White Men Charged with Assaulting Black Man in Montgomery Riverfront Brawl

Montgomery PD says the riverfront brawl has resulted in criminal charges.

via: The Washington Post

Montgomery Police Chief Darryl J. Albert told reporters on Tuesday that three White men aboard a private pontoon boat — Richard Roberts, 48; Allen Todd, 23; and Zachery Shipman, 25 — have four warrants pending for attacking Damien Pickett, a co-captain of the Harriott II Riverboat that was blocked from docking. Roberts has two warrants pending, while Todd and Shipman each have one pending warrant.

“The co-captain, as he approached the dock and attempted to peacefully move the boat over, the owners of the boat confronted him in a hostile way,” Albert said.

Authorities said that they had consulted with the FBI and would not be able to charge the men with a hate crime or with inciting a riot.

Albert said one of the men has turned himself in to police, while the other two would appear soon. Police have also called on Reggie Gray, a 42-year-old Black man who was seen on video hitting people with a folding chair during the brawl, to turn himself in.

Police detained 13 people for questioning, then released them, Albert said.

Videos taken by onlookers and spread around the internet showed the Black co-captain, Pickett, arguing with one of the pontoon boaters as a second White man charges at Pickett and hits him in the face. Pickett then tosses his cap into the air before the two hit each other. Almost immediately, Pickett is swarmed by several White men on the dock who throw punches while the Black man was on the ground, according to the videos posted online.

White and Black people on the dock and shore appear to jump in to try to help Pickett. Also in the video, someone appears to jump off the riverboat and swim to the dock to help the co-captain.

“Get up there, young buck!” someone can be heard shouting from the riverboat in the video. That person, only identified as a 16-year-old named Aaren, said he only did what he “was taught to do” in a statement posted to Facebook by his family’s publicist, Makina Lashea.

As the initial tussle calmed down, videos appeared to show a group of Black men confronting the White boaters. That fighting lasted more than a minute, with one of the Black men — allegedly Gray — recorded hitting a White woman in the head with a folding chair and then being surrounded by police. One person seemed to get punched off the dock into the water.

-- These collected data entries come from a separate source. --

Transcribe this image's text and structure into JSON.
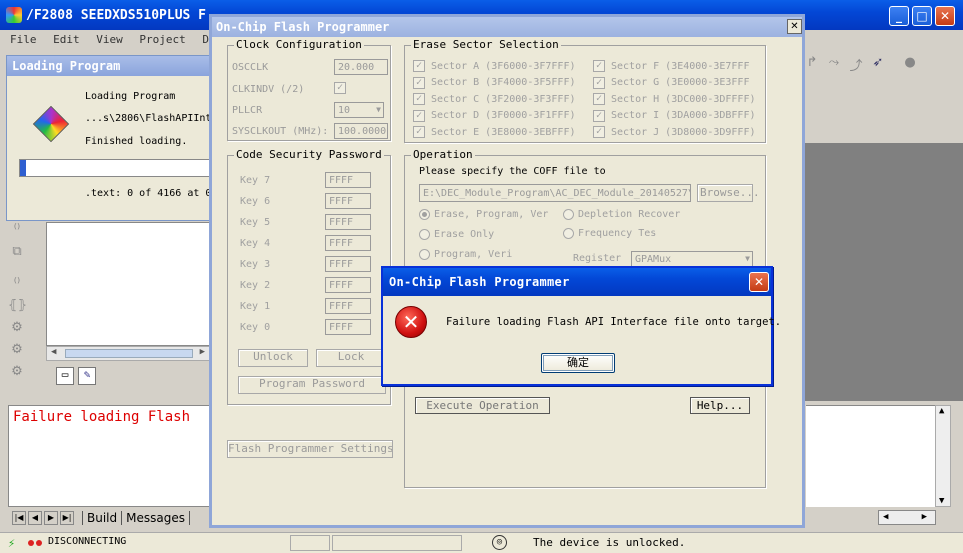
{
  "main_window": {
    "title": "/F2808 SEEDXDS510PLUS F",
    "menu": [
      "File",
      "Edit",
      "View",
      "Project",
      "Debug"
    ],
    "status_left": "DISCONNECTING",
    "status_right": "The device is unlocked."
  },
  "loading_panel": {
    "title": "Loading Program",
    "line1": "Loading Program",
    "line2": "...s\\2806\\FlashAPIInt",
    "line3": "Finished loading.",
    "progress": 0.03,
    "text_status": ".text: 0 of 4166 at 0"
  },
  "output": {
    "text": "Failure loading Flash",
    "tabs": [
      "Build",
      "Messages"
    ]
  },
  "flash_dialog": {
    "title": "On-Chip Flash Programmer",
    "clock": {
      "label": "Clock Configuration",
      "oscclk_label": "OSCCLK",
      "oscclk_value": "20.000",
      "clkindiv_label": "CLKINDV (/2)",
      "pllcr_label": "PLLCR",
      "pllcr_value": "10",
      "sysclk_label": "SYSCLKOUT (MHz):",
      "sysclk_value": "100.0000"
    },
    "erase": {
      "label": "Erase Sector Selection",
      "sectors_left": [
        "Sector A (3F6000-3F7FFF)",
        "Sector B (3F4000-3F5FFF)",
        "Sector C (3F2000-3F3FFF)",
        "Sector D (3F0000-3F1FFF)",
        "Sector E (3E8000-3EBFFF)"
      ],
      "sectors_right": [
        "Sector F (3E4000-3E7FFF",
        "Sector G (3E0000-3E3FFF",
        "Sector H (3DC000-3DFFFF)",
        "Sector I (3DA000-3DBFFF)",
        "Sector J (3D8000-3D9FFF)"
      ]
    },
    "security": {
      "label": "Code Security Password",
      "keys": [
        "Key 7",
        "Key 6",
        "Key 5",
        "Key 4",
        "Key 3",
        "Key 2",
        "Key 1",
        "Key 0"
      ],
      "value": "FFFF",
      "unlock_label": "Unlock",
      "lock_label": "Lock",
      "program_password_label": "Program Password"
    },
    "operation": {
      "label": "Operation",
      "prompt": "Please specify the COFF file to",
      "path": "E:\\DEC_Module_Program\\AC_DEC_Module_20140527\\",
      "browse_label": "Browse...",
      "opt_erase_program": "Erase, Program, Ver",
      "opt_depletion": "Depletion Recover",
      "opt_erase_only": "Erase Only",
      "opt_frequency": "Frequency Tes",
      "opt_program_verify": "Program, Veri",
      "register_label": "Register",
      "register_value": "GPAMux",
      "execute_label": "Execute Operation",
      "help_label": "Help..."
    },
    "settings_label": "Flash Programmer Settings..."
  },
  "error_dialog": {
    "title": "On-Chip Flash Programmer",
    "message": "Failure loading Flash API Interface file onto target.",
    "ok_label": "确定"
  }
}
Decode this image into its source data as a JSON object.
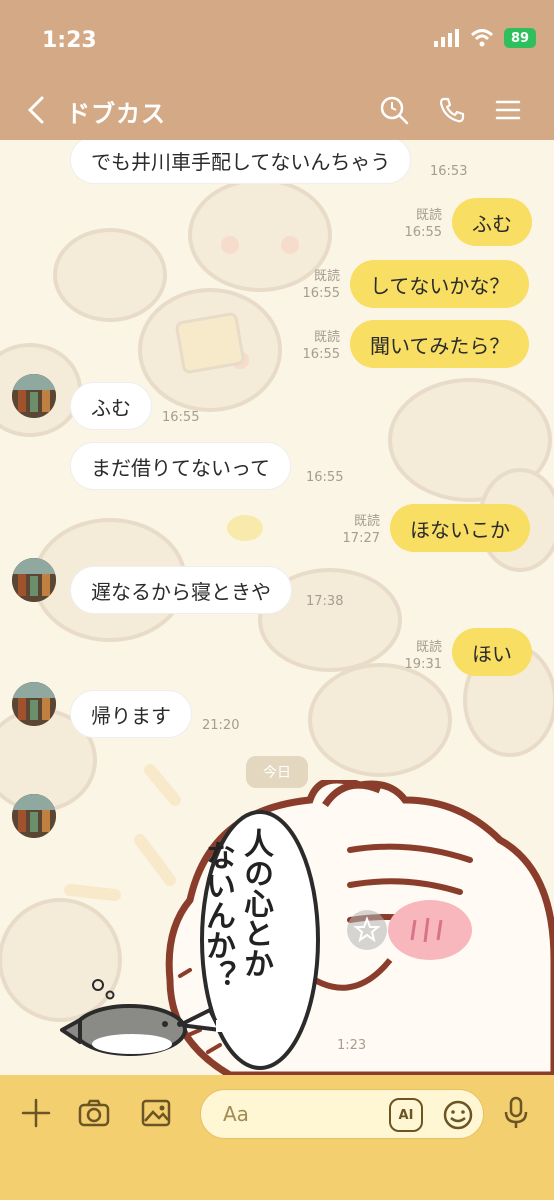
{
  "status": {
    "time": "1:23",
    "battery": "89"
  },
  "header": {
    "title": "ドブカス"
  },
  "messages": [
    {
      "text": "でも井川車手配してないんちゃう",
      "time": "16:53"
    },
    {
      "text": "ふむ",
      "read": "既読",
      "time": "16:55"
    },
    {
      "text": "してないかな？",
      "read": "既読",
      "time": "16:55"
    },
    {
      "text": "聞いてみたら？",
      "read": "既読",
      "time": "16:55"
    },
    {
      "text": "ふむ",
      "time": "16:55"
    },
    {
      "text": "まだ借りてないって",
      "time": "16:55"
    },
    {
      "text": "ほないこか",
      "read": "既読",
      "time": "17:27"
    },
    {
      "text": "遅なるから寝ときや",
      "time": "17:38"
    },
    {
      "text": "ほい",
      "read": "既読",
      "time": "19:31"
    },
    {
      "text": "帰ります",
      "time": "21:20"
    }
  ],
  "date_divider": "今日",
  "sticker": {
    "speech_line1": "人の心とか",
    "speech_line2": "ないんか？",
    "time": "1:23"
  },
  "input": {
    "placeholder": "Aa",
    "ai_label": "AI"
  },
  "colors": {
    "header": "#d4a985",
    "outgoing": "#f8de63",
    "input_bar": "#f3cf6f"
  }
}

The Montgomery Police Department responded to a call of a reported disturbance about 7 p.m. Saturday and found “a large group of subjects engaged in a physical altercation,” Maj. Saba Coleman of the Montgomery police said Monday.

Albert told reporters Tuesday that authorities may bring additional charges.

Montgomery Mayor Steven L. Reed (D) called the brawl “an unfortunate incident which never should have occurred,” in a Sunday statement. He said police detained “several reckless individuals for attacking a man who was doing his job.”

Reed, the city’s first Black mayor, is in the midst of a reelection campaign. He won in 2019 with roughly two-thirds of the vote in a city remembered as both the birthplace of the civil rights movement and the cradle of the confederacy. He said Sunday that “those who choose violent actions will be held accountable by our criminal justice system.”

The incident occurred at the Riverfront Park on the banks of the Alabama River. The park features the Harriott II, which offers dinner, dancing and live entertainment, according to the city’s website. The park also has an amphitheater, a stadium, and a Union Station Train Shed, a National Historic Landmark since 1976.

Montgomery, where Black people make up over 60 percent of the city’s population, according to U.S. census data, has historically had high-profile racial tensions.
It was a hub for trading enslaved people before becoming a major focus in the civil rights era. Montgomery was key in the Rev. Martin Luther King Jr.’s 1965 speech at the end of his historic Alabama march: “From

Montgomery to Birmingham, from Birmingham to Selma, from Selma back to Montgomery, the trail wound in a circle, long and often bloody, yet it has become a highway up from darkness,” King said. The city was also the site of Rosa Parks’s bus boycott.

Reed and police officials emphasized that what unfolded Saturday was an isolated incident that does not represent Montgomery.

“This is not indicative of who we are,” the mayor said.